29 november 2010
De schaamte beschermt de intieme ruimte van de mens: zijn geheim, zijn meest eigen en innerlijkste, zijn waardigheid, en vooral ook zijn vermogen tot liefde en erotische overgave. Ze heeft betrekking op datgene wat alleen de liefde mag zien. Catechismus-Compendium, Catechismus van de Katholieke Kerk (15 aug 1997), 2521-2525.2533
Veel jonge christenen leven in een wereld waarin alles als vanzelfsprekend wordt getoond en elk gevoel van schaamte systematisch wordt afgeleerd. Schaamteloosheid is echter onmenselijk. Dieren kennen geen schaamte.
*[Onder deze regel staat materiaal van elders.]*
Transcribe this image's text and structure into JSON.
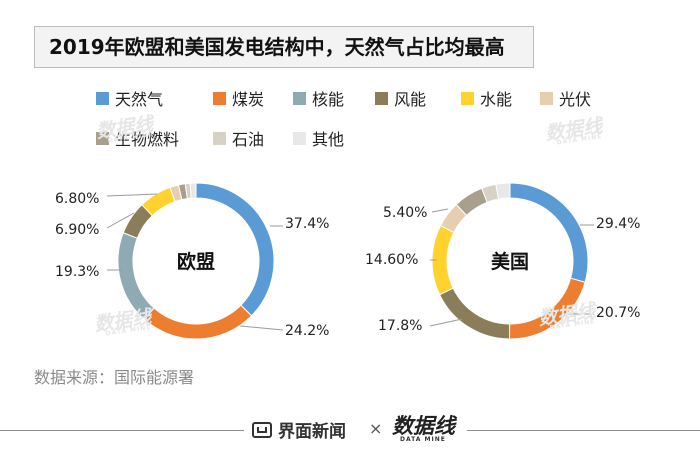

Voor mensen is het daarentegen een wezenlijk kenmerk. Ze verbergt niet iets minderwaardigs, maar beschermt iets waardevols, namelijk de waardigheid van de persoon in zijn vermogen lief te hebben. De schaamte is in alle culturen te vinden, al neemt ze uiteenlopende vormen aan. Ze heeft niets te maken met preutsheid of een verkrampte opvoeding. De mens schaamt zich ook voor zijn zondigheid en andere dingen die zijn waardigheid zouden aantasten als ze openbaar werden gemaakt. Wie door woorden, blikken, gebaren of handelingen de natuurlijke schaamte van een ander mens kwetst, berooft hem van zijn waardigheid.